Clustering Complex Zeros of Triangular Systems of Polynomials

TL;DR

This paper introduces the first algorithm for clustering complex zeros of triangular polynomial systems within a specified region, leveraging recent univariate root clustering methods, and demonstrates its effectiveness through implementation and comparison with existing solvers.

Contribution

It presents a novel, certified subdivision-based algorithm for clustering zeros of multivariate polynomial systems, extending univariate root clustering techniques to higher dimensions.

Findings

Algorithm is correct and reliable.

Often faster than existing homotopy solvers.

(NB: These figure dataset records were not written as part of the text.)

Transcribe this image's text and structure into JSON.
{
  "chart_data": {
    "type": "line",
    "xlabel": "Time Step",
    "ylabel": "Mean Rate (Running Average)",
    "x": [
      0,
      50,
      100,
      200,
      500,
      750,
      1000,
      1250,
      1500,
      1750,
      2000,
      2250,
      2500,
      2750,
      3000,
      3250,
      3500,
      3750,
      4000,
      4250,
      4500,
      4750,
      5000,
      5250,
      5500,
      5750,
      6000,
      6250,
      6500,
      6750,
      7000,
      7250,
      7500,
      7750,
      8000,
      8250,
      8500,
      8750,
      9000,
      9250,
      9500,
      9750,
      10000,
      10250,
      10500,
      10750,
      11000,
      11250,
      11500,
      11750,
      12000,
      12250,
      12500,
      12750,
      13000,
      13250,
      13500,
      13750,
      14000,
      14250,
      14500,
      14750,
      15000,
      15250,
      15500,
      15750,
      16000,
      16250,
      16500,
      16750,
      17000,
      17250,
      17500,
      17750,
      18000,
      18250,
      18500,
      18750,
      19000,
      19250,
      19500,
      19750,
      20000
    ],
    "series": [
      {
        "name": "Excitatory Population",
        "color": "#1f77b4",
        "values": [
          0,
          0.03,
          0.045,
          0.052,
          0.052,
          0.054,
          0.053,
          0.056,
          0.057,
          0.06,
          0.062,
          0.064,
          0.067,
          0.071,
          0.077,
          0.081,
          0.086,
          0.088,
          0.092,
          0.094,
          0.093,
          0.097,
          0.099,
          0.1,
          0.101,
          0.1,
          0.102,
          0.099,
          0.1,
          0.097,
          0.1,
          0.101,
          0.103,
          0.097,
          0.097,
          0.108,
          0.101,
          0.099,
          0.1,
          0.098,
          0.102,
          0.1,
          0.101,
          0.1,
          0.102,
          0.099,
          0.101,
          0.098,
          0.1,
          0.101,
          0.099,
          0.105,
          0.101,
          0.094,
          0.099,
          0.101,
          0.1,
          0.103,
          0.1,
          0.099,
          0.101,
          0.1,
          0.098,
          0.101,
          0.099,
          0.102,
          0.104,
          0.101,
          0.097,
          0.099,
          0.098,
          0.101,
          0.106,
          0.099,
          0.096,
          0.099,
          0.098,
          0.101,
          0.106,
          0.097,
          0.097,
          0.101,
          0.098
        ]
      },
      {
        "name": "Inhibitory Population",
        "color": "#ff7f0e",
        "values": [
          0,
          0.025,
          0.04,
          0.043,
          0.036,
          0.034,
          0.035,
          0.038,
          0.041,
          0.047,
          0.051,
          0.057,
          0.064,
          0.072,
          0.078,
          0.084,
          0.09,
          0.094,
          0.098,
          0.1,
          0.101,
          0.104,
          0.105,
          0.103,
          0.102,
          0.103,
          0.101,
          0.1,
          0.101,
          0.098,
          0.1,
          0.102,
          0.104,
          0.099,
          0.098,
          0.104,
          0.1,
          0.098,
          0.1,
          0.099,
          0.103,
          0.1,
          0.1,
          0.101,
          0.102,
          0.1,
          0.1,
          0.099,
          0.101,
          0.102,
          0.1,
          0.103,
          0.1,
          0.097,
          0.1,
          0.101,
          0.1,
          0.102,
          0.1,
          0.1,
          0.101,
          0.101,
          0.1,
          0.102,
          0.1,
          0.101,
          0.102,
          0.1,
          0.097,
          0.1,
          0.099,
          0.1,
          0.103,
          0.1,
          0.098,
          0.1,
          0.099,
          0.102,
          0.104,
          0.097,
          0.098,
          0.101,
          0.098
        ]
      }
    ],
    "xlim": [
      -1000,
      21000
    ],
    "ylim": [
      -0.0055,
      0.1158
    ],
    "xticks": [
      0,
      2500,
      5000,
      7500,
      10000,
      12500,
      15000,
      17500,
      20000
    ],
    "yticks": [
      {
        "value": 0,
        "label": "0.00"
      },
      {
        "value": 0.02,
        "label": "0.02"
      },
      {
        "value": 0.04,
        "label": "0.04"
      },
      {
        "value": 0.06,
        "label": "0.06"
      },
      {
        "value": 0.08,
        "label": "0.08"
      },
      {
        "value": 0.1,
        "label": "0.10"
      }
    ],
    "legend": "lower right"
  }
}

Effective in practical experiments.

Abstract

This paper gives the first algorithm for finding a set of natural $\epsilon$-clusters of complex zeros of a triangular system of polynomials within a given polybox in $\mathbb{C}^n$, for any given $\epsilon>0$. Our algorithm is based on a recent near-optimal algorithm of Becker et al (2016) for clustering the complex roots of a univariate polynomial where the coefficients are represented by number oracles. Our algorithm is numeric, certified and based on subdivision. We implemented it and compared it with two well-known homotopy solvers on various triangular systems. Our solver always gives correct answers, is often faster than the homotopy solver that often gives correct answers, and sometimes faster than the one that gives sometimes correct results.